2.           Konsep Dasar Teori Pragmatis

Teori pragmatis tentang kebenaran berangkat dari asumsi bahwa makna dan nilai suatu pernyataan terletak pada konsekuensi praktisnya bagi kehidupan manusia. Alih-alih menempatkan kebenaran sebagai korespondensi pasif antara proposisi dan realitas eksternal, pragmatisme mengusulkan bahwa klaim kebenaran harus diuji melalui fungsi praktis dalam pengalaman dan tindakan.¹ Dengan kata lain, kebenaran bukanlah entitas statis, melainkan hasil dari sebuah proses verifikasi yang berlangsung terus-menerus dalam pengalaman empiris dan sosial.²

2.1.       Definisi Kebenaran dalam Perspektif Pragmatis

Dalam kerangka pragmatis, kebenaran dipahami sebagai apa yang “bekerja” (what works) dalam praktik, yakni suatu keyakinan dianggap benar bila mampu memandu tindakan, memecahkan masalah, dan bertahan dari pengujian pengalaman.³ William James menegaskan bahwa kebenaran adalah “apa saja yang terbukti bermanfaat bagi pikiran kita untuk dipercaya.”⁴ Rumusan ini menekankan dimensi instrumental: klaim atau ide dinilai benar bila dapat berfungsi sebagai instrumen yang efektif dalam navigasi kehidupan manusia.

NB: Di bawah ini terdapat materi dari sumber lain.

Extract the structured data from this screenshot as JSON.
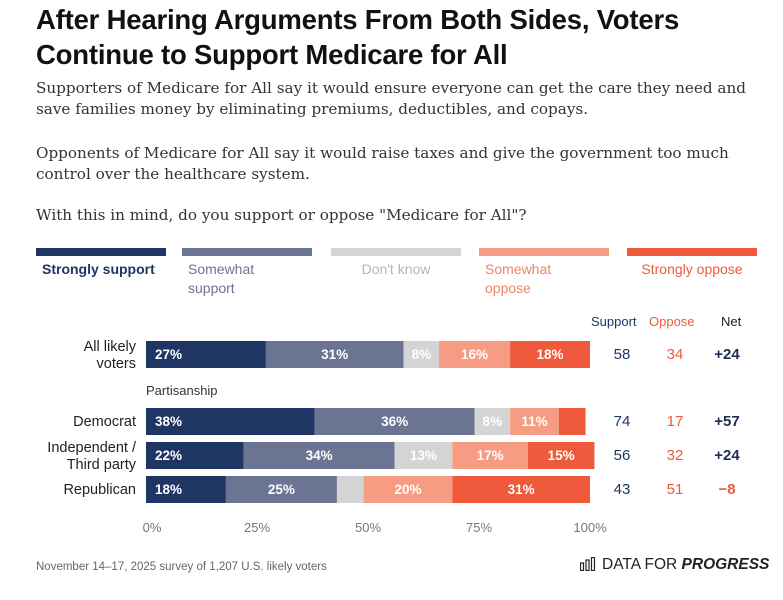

Charles S. Peirce, yang pertama kali merumuskan prinsip pragmatisme (pragmatic maxim), memandang kebenaran sebagai “opini final” yang akan dicapai oleh komunitas peneliti bila penyelidikan dilanjutkan tanpa batas dengan metode yang tepat.⁵ Definisi ini menekankan sifat fallibilis dan komunal dari kebenaran: setiap keyakinan selalu terbuka untuk koreksi, dan validitasnya ditentukan dalam jangka panjang melalui konsensus ilmiah yang dihasilkan oleh penyelidikan kolektif.⁶

2.2.       Karakteristik Utama Teori Pragmatis

Terdapat beberapa ciri mendasar dari teori pragmatis tentang kebenaran:

·                     Kebenaran bersifat dinamis: tidak tetap dan final, melainkan berkembang sesuai dengan pengalaman baru dan penyelidikan yang berkelanjutan.⁷

·                     Kebenaran bersifat fungsional: nilai kebenaran terletak pada kemampuannya memandu tindakan dan menyelesaikan masalah, bukan sekadar mencerminkan realitas secara representasional.⁸

·                     Kebenaran bersifat intersubjektif: klaim kebenaran tidak dapat diverifikasi secara pribadi, melainkan diuji melalui pengalaman bersama dalam komunitas rasional atau ilmiah.⁹

·                     Kebenaran bersifat fallibilis: semua klaim kebenaran selalu terbuka bagi revisi bila ditemukan bukti atau pengalaman yang lebih kuat.¹⁰

Dengan karakteristik tersebut, teori pragmatis menolak gagasan bahwa kebenaran adalah korespondensi absolut atau koherensi internal semata, melainkan hasil dari proses interaksi antara ide, pengalaman, dan tindakan.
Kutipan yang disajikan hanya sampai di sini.